15-Year vs 30-Year Mortgage: Which Saves You More?
Choosing between a 15-year and a 30-year mortgage is one of the biggest financial decisions you will make as a homebuyer. The loan term you select affects your monthly payment, total interest paid, and long-term wealth. In this guide we break down the numbers so you can make a confident choice.
How the Two Loan Terms Compare
The fundamental trade-off is simple: a 15-year mortgage has higher monthly payments but a lower interest rate and far less total interest. A 30-year mortgage has lower monthly payments but costs significantly more over the life of the loan.
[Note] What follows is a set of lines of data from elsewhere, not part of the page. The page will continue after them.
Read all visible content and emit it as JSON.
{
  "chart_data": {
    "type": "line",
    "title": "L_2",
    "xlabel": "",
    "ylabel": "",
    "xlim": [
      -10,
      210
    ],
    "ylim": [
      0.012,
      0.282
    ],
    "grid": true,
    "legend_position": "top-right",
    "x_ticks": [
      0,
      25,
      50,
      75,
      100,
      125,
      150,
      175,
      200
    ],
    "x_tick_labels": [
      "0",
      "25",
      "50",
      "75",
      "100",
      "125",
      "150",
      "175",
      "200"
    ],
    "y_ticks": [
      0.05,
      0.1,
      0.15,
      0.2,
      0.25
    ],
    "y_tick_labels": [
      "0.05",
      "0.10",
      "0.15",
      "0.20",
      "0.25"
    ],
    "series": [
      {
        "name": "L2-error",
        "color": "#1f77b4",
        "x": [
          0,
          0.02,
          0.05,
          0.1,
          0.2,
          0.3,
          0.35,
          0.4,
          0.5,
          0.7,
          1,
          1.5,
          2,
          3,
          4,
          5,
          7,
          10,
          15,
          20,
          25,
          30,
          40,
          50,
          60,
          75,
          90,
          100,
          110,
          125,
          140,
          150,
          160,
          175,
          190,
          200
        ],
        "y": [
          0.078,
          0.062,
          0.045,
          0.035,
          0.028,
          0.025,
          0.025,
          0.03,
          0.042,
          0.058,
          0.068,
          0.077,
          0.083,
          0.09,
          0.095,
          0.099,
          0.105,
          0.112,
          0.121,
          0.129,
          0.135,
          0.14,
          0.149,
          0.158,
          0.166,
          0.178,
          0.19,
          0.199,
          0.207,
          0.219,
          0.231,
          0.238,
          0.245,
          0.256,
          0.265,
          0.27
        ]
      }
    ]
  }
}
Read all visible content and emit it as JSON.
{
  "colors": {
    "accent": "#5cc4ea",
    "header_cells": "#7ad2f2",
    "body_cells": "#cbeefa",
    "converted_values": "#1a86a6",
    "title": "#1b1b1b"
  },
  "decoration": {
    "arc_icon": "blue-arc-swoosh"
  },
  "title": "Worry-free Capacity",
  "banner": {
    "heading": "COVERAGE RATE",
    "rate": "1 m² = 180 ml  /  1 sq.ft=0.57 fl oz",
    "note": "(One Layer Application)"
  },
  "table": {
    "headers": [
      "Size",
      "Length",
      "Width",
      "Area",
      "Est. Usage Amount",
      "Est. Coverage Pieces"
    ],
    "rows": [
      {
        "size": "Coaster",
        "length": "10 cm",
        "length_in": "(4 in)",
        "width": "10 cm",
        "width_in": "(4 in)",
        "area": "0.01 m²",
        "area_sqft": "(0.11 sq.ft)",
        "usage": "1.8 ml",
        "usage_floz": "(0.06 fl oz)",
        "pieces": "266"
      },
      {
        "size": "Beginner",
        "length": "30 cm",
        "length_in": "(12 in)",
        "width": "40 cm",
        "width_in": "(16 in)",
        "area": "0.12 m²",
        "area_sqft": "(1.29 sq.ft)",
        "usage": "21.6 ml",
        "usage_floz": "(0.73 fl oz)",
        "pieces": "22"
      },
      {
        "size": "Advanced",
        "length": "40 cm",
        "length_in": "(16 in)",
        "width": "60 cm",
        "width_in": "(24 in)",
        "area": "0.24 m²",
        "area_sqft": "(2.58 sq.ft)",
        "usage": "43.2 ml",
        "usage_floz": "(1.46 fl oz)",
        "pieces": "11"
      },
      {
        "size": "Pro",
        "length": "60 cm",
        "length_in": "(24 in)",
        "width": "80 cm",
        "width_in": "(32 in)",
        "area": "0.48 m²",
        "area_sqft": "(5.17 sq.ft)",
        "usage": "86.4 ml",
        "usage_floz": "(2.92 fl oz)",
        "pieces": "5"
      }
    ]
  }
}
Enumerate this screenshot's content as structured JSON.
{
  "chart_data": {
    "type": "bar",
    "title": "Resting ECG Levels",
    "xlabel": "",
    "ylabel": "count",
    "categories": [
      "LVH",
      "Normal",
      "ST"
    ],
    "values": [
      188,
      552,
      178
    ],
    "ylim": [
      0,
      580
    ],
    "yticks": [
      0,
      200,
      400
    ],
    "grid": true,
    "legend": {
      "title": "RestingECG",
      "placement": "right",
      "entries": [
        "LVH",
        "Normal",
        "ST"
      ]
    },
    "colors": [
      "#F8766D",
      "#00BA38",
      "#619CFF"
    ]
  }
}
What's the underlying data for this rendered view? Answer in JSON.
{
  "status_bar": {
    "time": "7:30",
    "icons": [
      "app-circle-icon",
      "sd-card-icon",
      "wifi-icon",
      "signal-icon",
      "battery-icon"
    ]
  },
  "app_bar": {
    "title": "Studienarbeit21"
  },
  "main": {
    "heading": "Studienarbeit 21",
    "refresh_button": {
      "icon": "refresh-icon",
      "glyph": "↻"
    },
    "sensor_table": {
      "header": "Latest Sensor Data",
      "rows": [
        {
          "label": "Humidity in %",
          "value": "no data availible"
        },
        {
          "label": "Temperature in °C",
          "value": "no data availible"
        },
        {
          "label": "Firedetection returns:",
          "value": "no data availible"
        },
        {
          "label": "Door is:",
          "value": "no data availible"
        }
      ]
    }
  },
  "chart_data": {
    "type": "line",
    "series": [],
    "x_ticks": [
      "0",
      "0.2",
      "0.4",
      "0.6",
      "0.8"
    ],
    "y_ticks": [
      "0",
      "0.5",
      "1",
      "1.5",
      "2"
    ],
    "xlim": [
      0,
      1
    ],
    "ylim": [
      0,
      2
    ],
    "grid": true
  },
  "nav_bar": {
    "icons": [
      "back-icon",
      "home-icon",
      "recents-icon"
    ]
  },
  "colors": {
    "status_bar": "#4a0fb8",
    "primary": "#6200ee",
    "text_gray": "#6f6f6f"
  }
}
Consider a $350,000 home loan:
- 15-year at 5.75%: Monthly payment of approximately $2,913. Total interest paid: roughly $174,300.
- 30-year at 6.50%: Monthly payment of approximately $2,212. Total interest paid: roughly $446,300.
The 15-year option costs about $700 more per month but saves you over $272,000 in interest over the life of the loan.
When a 15-Year Mortgage Makes Sense
A shorter loan term is ideal if you meet the following criteria:
- Your monthly income comfortably supports the higher payment without straining your budget.
- You have a fully funded emergency reserve of three to six months of expenses.
- You are not carrying high-interest debt such as credit cards or personal loans.
- You value being mortgage-free sooner, especially as you approach retirement.
When a 30-Year Mortgage Makes Sense
A longer term is often the smarter play if:
- You need the lower payment to qualify for the home you want.
- You plan to invest the monthly savings in assets that could earn more than your mortgage rate.
- You are early in your career and expect your income to grow substantially.
- You want maximum cash-flow flexibility for other goals such as starting a business or funding education.
The Hybrid Approach
Many savvy borrowers take a 30-year mortgage but make extra principal payments when they can. This gives you the flexibility of the lower required payment while letting you pay down the loan faster during good months. Even an extra $200 per month on a $350,000 loan at 6.5% can shave roughly seven years off the loan and save over $130,000 in interest.
Run Your Own Numbers
The best decision depends on your specific income, expenses, and financial goals. Use our mortgage calculator to model both scenarios side by side and see exactly how much each option costs you in monthly payments and total interest.
Whether you choose the accelerated payoff of a 15-year term or the flexibility of a 30-year loan, understanding the true cost of each option puts you in control of one of your largest lifetime expenses.